An estimated six million to 12 million infestations occur each year in the United States among children three to 11 years of age. Some studies suggest that girls get head lice more often than boys, probably due to more frequent head-to-head contact. Picking up head lice is not related to cleanliness of a child or of his or her environment. Close contact or sharing personal belongings, such as hats or hairbrushes, puts people at risk.
Infestation with head lice is much less common among African-Americans than among persons of other races, perhaps because the head louse found most frequently in the United States may have claws that are better adapted for grasping the shape and width of some types of hair but not others.

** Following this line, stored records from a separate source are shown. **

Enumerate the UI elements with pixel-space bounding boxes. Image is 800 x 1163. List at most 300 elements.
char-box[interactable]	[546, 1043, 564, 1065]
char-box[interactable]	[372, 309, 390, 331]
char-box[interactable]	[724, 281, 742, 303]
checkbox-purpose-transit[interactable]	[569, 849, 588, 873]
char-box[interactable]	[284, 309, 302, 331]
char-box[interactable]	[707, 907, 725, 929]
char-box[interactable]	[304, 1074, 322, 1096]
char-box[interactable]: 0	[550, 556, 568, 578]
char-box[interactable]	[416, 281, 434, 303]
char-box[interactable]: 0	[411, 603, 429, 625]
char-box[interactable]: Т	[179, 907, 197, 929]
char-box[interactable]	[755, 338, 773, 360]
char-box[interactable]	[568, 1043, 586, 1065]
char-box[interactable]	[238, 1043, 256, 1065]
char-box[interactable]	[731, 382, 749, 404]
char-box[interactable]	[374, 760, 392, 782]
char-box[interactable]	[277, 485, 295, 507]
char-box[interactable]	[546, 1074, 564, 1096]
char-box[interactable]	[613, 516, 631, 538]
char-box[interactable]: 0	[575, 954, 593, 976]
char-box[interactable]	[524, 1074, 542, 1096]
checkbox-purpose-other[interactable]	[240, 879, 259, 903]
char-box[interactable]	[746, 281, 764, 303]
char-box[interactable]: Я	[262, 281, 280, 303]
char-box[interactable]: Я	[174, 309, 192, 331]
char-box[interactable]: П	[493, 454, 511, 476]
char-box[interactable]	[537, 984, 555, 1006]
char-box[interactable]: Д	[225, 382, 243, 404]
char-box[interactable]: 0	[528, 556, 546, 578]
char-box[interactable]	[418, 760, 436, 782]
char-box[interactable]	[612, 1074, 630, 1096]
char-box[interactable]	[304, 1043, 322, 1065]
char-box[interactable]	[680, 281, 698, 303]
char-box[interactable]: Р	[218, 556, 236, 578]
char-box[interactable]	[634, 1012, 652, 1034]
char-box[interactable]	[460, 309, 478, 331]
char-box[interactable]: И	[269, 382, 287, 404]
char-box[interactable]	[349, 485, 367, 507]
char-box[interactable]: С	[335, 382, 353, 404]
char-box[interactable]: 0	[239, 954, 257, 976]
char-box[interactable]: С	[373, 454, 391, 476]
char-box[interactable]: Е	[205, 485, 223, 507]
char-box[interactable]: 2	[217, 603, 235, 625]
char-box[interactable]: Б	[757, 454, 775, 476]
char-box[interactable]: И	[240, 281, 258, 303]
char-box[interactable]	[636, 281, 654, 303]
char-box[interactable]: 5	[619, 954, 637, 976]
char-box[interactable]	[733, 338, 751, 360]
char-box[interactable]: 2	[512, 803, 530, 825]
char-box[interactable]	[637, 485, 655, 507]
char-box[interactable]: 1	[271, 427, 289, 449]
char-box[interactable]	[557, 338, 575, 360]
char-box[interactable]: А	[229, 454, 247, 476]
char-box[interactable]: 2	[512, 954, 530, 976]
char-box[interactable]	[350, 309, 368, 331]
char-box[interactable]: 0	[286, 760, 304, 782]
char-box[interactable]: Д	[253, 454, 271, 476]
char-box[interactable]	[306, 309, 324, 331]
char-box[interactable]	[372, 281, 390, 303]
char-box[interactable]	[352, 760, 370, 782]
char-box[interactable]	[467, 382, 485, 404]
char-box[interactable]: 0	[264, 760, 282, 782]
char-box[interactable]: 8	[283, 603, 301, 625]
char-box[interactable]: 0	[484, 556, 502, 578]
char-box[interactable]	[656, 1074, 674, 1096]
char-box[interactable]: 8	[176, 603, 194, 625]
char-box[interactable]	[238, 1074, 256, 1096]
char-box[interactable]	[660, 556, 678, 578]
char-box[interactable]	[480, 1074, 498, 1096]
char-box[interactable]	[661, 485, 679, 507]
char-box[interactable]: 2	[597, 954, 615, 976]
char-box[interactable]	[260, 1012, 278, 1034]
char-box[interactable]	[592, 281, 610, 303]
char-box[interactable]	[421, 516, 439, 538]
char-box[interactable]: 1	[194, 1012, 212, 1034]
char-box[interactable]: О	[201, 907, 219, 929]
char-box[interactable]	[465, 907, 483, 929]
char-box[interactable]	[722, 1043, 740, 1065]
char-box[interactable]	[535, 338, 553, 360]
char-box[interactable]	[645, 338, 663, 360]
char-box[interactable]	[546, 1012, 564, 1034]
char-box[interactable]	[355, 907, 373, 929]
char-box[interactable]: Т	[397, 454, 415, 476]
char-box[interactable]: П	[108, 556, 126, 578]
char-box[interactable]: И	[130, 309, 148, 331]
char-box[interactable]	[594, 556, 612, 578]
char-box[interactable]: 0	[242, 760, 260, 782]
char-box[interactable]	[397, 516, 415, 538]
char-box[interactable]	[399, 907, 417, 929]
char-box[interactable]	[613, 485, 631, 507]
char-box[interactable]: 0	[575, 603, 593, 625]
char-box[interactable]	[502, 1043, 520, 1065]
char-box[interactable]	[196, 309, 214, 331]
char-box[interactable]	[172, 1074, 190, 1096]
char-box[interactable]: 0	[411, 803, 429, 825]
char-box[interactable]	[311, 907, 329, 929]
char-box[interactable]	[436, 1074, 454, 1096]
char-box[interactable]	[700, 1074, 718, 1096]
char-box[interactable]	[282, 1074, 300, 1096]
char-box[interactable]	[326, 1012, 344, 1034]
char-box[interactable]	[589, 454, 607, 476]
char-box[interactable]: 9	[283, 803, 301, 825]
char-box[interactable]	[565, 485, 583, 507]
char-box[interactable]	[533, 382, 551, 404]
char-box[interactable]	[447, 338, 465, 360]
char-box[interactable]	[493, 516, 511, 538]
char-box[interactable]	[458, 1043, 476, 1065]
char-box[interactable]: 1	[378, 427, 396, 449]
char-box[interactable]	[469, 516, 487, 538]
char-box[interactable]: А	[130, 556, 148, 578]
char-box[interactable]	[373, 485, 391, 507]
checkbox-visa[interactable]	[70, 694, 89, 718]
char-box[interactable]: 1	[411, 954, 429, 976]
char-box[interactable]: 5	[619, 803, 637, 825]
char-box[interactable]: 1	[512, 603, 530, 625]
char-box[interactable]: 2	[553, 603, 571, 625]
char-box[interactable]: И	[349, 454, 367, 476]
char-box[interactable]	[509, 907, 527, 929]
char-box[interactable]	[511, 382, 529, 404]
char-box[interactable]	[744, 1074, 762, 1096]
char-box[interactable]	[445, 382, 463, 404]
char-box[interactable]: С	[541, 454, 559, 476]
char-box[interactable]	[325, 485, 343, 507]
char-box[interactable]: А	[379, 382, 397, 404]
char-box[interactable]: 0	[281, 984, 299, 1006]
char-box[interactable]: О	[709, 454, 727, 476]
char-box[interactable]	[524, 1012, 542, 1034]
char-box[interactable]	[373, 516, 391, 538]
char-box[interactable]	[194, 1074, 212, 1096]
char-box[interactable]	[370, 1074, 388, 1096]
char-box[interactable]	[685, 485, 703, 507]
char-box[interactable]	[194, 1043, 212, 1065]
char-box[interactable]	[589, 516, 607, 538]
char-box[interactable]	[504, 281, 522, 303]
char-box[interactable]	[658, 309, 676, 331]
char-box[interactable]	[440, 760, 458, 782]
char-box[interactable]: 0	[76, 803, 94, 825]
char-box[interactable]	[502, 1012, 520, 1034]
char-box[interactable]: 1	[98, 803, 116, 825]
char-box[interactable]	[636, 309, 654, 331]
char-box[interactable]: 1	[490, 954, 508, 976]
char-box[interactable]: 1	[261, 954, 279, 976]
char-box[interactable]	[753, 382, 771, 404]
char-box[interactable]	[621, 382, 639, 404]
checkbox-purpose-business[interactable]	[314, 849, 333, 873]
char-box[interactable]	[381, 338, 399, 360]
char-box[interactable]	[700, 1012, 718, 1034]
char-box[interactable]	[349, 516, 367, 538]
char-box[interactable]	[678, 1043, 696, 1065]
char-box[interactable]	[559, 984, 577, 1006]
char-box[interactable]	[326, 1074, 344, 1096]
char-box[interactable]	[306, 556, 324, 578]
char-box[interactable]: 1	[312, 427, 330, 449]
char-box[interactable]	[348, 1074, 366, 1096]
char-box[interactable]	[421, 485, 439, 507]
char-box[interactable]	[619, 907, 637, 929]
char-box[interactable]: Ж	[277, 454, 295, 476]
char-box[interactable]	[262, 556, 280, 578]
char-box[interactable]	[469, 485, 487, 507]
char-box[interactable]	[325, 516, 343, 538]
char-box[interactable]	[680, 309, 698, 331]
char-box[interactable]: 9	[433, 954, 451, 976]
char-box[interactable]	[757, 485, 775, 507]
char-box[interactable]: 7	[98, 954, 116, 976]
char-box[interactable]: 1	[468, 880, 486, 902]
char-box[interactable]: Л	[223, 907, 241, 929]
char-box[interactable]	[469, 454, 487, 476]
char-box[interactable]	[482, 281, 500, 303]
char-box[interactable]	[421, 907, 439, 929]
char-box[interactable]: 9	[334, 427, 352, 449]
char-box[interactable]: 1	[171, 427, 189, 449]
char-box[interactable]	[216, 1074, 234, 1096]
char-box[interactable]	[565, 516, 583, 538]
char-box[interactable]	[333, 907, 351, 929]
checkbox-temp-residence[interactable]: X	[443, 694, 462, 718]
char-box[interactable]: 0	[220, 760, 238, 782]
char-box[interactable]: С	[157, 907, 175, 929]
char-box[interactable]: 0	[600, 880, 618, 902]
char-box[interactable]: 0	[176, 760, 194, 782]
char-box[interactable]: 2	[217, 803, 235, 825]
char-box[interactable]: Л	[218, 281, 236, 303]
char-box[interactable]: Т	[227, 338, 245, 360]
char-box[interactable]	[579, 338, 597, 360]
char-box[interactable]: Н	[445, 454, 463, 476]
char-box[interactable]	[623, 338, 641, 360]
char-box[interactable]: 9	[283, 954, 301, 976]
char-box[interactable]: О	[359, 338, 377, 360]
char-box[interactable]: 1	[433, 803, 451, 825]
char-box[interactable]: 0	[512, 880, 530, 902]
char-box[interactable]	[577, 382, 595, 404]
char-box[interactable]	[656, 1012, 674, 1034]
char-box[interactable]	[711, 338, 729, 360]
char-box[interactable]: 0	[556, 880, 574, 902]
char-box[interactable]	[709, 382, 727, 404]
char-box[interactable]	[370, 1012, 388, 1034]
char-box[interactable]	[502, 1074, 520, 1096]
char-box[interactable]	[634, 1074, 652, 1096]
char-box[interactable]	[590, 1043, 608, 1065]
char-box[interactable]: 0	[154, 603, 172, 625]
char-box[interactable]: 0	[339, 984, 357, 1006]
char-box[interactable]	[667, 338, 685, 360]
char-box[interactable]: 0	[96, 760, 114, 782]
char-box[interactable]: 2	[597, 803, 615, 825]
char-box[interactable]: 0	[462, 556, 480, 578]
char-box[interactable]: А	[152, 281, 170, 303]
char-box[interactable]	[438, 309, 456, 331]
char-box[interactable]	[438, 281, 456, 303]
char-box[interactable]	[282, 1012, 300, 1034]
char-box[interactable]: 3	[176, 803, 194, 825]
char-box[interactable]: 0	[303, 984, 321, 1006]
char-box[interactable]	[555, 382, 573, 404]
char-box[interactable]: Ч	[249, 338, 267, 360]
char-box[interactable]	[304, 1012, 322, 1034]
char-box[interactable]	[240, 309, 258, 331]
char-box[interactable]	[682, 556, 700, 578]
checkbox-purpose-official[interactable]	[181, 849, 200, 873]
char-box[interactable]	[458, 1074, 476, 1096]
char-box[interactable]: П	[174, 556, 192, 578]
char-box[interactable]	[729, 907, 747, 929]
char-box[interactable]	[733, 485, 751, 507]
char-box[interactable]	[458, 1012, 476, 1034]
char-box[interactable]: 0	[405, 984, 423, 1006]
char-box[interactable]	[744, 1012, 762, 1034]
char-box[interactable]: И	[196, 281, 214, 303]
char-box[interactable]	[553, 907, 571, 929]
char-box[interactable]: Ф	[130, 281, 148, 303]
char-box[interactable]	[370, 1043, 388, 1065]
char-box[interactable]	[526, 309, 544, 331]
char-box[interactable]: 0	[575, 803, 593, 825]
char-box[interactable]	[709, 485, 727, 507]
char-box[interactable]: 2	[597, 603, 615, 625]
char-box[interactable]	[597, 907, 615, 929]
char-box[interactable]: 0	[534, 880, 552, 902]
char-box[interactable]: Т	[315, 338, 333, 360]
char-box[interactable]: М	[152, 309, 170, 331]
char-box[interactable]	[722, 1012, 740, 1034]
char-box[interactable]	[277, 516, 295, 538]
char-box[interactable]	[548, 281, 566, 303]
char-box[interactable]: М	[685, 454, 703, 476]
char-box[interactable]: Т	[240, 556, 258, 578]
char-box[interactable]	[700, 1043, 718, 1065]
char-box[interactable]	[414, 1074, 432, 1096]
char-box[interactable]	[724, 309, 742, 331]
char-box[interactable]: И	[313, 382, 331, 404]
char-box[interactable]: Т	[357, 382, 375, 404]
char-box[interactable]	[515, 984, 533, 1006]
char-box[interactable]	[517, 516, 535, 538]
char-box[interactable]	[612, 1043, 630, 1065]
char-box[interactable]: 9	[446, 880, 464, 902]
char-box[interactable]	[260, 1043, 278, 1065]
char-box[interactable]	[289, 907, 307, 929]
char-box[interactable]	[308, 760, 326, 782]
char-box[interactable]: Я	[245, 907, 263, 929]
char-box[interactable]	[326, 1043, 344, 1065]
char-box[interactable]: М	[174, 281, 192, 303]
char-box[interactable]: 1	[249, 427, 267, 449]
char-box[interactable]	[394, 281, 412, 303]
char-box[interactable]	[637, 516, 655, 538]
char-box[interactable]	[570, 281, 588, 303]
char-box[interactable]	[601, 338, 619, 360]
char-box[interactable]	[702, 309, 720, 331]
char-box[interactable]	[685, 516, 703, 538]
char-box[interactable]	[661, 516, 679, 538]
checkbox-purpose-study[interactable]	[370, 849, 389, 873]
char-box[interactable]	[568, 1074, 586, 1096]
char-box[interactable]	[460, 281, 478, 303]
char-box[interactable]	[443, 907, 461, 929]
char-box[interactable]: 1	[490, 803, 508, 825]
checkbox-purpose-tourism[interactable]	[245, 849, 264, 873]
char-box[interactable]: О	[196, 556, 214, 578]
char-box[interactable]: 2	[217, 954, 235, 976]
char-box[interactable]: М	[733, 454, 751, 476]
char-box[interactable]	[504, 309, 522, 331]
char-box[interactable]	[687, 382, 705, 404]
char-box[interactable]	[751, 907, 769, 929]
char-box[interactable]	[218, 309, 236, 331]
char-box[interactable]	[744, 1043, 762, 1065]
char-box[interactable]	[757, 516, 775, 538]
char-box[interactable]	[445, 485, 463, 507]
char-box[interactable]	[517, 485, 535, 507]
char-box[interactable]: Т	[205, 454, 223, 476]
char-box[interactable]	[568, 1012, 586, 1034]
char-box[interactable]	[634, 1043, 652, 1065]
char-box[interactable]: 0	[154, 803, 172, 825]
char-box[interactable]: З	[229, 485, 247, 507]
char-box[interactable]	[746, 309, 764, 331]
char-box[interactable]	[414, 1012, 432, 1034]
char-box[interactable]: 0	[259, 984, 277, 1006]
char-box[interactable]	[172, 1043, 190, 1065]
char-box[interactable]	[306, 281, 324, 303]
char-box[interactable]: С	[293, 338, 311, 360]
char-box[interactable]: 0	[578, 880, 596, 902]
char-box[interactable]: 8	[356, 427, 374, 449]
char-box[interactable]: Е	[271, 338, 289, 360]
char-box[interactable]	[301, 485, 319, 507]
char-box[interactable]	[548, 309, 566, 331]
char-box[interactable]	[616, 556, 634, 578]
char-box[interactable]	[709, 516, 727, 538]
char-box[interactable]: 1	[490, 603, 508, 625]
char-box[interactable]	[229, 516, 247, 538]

What is the conventional treatment?
The conventional treatment is one percent lindane, sold as a lotion with the trade name Kwell. Lindane is a cousin of DDT and can harm the nervous system.
In addition to individual treatment, physicians usually advise washing all hats, scarves, pillow cases, bedding, clothing, and towels worn or used by the infested person in the two days just before treatment begins. These items can be machine washed and dried using the hot water and hot air cycles – lice and eggs are killed by exposure for 5 minutes to temperatures higher than 53.5°C (128.3°F). If an item can’t be laundered, physicians recommend either having it dry-cleaned or sealing it in a plastic bag for two weeks. They also recommend not sharing hats, grooming aids, and towels that have come in contact with the hair of an infested person. In addition, they suggest you vacuum furniture and floors to remove any hairs from an infected person that might have viable nits attached.
What therapies does Dr. Weil recommend for lice?
To augment the household and clothing cleaning recommended above, natural and safer alternatives to conventional treatment with Kwell include one percent permethrin cream rinse, sold as Nix and Neem, derived from a tree in India. Lice can develop resistance to permethrin products, and these products can aggravate asthma in some children, but both Nix and Neem are relatively nontoxic. (Neem is sold in garden shops.)
Lice-B-Gone, a non-toxic, multi-enzyme shampoo made from plant sources, seems to get rid of lice in a single application. It works by softening the excreted “glue” that holds the nits (lice eggs) to the hair shaft and also dissolves the exoskeletons of adult lice. Since it contains no pesticides, Lice-B-Gone is considered safe for pregnant women, nursing mothers, young children and people with asthma. In some states, the cost of treatment with Lice-B-Gone is covered by Medicaid.